Derive energy density proportional to emitted power per unit area

[Happiness]

The following derives the relation that for a blackbody radiation the energy density is proportional to the energy emitted per unit area over unit time.

The average energy density $d\psi$ is obtained by dividing the radiant energy $dE$ received by the surface $dB$ in 1 second by the cylindrical volume $dV$ occupied by the radiation in 1 second.
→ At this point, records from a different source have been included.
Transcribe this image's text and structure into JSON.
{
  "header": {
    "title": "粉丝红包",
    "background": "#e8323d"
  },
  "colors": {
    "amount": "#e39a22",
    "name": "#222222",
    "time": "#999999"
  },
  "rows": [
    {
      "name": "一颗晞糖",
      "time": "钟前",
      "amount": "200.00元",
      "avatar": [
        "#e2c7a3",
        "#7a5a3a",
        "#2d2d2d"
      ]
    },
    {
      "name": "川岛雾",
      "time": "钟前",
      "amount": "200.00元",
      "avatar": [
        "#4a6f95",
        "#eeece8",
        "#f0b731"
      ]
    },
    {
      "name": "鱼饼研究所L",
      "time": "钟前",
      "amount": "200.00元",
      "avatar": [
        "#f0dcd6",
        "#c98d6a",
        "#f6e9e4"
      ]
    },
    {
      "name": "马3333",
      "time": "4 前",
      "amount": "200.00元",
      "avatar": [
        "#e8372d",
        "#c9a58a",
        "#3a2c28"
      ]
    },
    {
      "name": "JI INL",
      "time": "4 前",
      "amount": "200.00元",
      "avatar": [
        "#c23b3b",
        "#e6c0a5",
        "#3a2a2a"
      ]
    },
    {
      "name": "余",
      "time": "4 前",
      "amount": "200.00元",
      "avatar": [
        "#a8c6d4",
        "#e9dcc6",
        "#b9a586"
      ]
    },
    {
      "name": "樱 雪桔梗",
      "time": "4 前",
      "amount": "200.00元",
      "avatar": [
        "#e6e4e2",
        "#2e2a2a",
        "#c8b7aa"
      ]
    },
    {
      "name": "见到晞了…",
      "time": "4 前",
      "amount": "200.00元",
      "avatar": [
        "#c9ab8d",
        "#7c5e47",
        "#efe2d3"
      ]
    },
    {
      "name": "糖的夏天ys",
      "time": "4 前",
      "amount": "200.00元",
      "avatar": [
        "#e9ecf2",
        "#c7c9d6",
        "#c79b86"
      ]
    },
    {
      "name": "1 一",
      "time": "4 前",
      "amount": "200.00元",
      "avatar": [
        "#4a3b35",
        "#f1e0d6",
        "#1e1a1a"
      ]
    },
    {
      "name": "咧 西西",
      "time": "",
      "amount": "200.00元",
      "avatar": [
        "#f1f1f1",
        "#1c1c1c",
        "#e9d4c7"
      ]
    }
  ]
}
I don't understand why $d\psi$ is uniform anywhere inside the cylinder, in particular, at points near the surface $dS$. At a point far away from $dS$, the point is always the same distance $\rho$ away from every part of $dS$. But this is not true for a point near $dS$. The point would be closer to some parts of $dS$. Then the energy density $d\psi$ at the point should not be uniform but vary depending on how far the point is from the center of the surface $dS$.

 

[gtoguy97]

The energy density $d\psi$ at any point in the cylinder is proportional to the energy emitted per unit time and area from the surface $dS$, i.e., $d\psi \propto E/A \cdot t$.We can derive this relation by considering an element of surface area $dA$ of the surface $dS$ and the energy it emits in one second, $E/A \cdot t$. This energy spreads out in a spherical wave with an intensity $I$, where $I = E/A \cdot t$. The total energy emitted by the surface is equal to the energy of the wave at any distance $r$ from the surface, i.e., $E = 4 \pi r^2 I$.The energy density at any point in the cylinder is then given by the energy of the wave divided by the cylindrical volume, i.e., $$d\psi = \frac{4 \pi r^2 I}{\pi r^2 h} = \frac{4I}{h} $$where h is the height of the cylinder.Therefore, the energy density at any point in the cylinder is proportional to the energy emitted per unit time and area from the surface $dS$, i.e., $d\psi \propto E/A \cdot t$.